Her first strategy, appreciation, emphasizes the importance of acknowledging where we obtain our data from. She said this is vital to creating a learning health system, which shares data from patient experiences back to clinicians, families and executives to help improve health equity.

Williams emphasized the effectiveness this strategy had during the COVID-19 pandemic, during which people began sharing medical data at rates they’d never done so before.

“You probably posted a picture of you with a Band-Aid on like, ‘I got my first shot.

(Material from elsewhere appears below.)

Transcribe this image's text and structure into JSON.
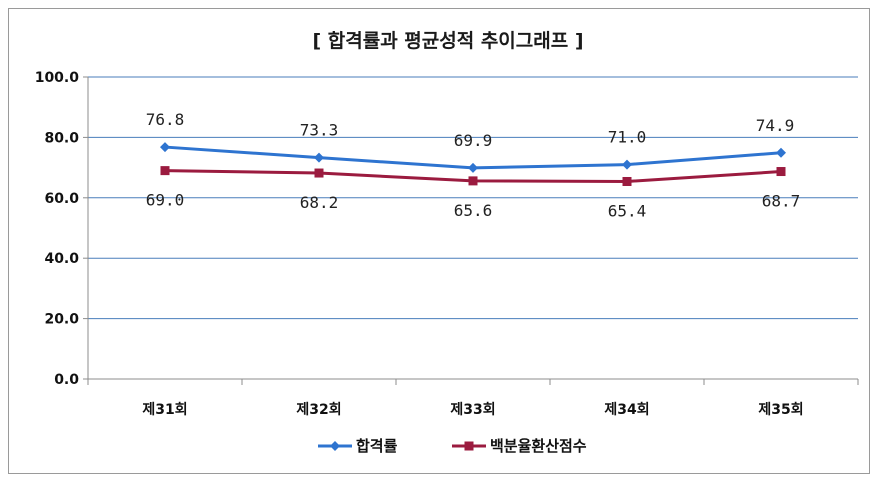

I got my second shot,’” she said. “All of a sudden, we were just excited to share our health data in a way that we hadn’t before as a country and as a world.”

She explained that being willing to share this data can help others see the power of getting vaccinated, by showing the data and proportions of who was positively versus negatively affected.

Her second proposal, aggregate, involves building partnerships in the face of complex challenges, particularly between patients and practitioners, and giving patients the authority and power to take ownership of their data. This not only builds trust between both parties but also helps patients better understand their health conditions, which Williams explained through an anecdote with her father.

“Because of what this Black doctor said, who wasn’t even his primary care physician, … [my] dad had us bringing him fruit smoothies every day and making sure he was eating healthy,” she said. “We really didn’t expect it and it had to do with him changing his diet because of his interaction with the doctor. And so that personal connection is really important because at 80-something years old, he’s changing his whole perspective about health and about food because of this connection he had made.”

Along with building stronger connections with medical personnel, Williams also believes helping everyone better understand the reasoning behind medical decisions will help eliminate health disparities. She believes it is important to encourage Americans, especially women of color, to break into STEM fields which they have historically been excluded from. She hopes that this will allow more people to understand the mathematical reasoning and studies behind modern vaccines and enhance the patient’s medical decision-making.

She highlighted how the lack of inclusion in STEM fields may have led to less motivation to get vaccinated in the past.

“As [the past] generation has come up and now we say ‘Here’s a vaccine we want you to take,’ they’re like ‘I don’t know, I don’t trust it because I was not a part of the science. I wasn’t a part of the mathematical decision-making because I’ve been pushed out of those disciplines,’” she said.

She also explained that not everyone needs to be studying science to receive more equitable healthcare.

“It’s not that I’m trying to convert them to all majors in engineering, or [that] I need them to be mathematicians,” Williams said. “I just need them to know that they can, and to know that it’s an option for them no matter what they do.”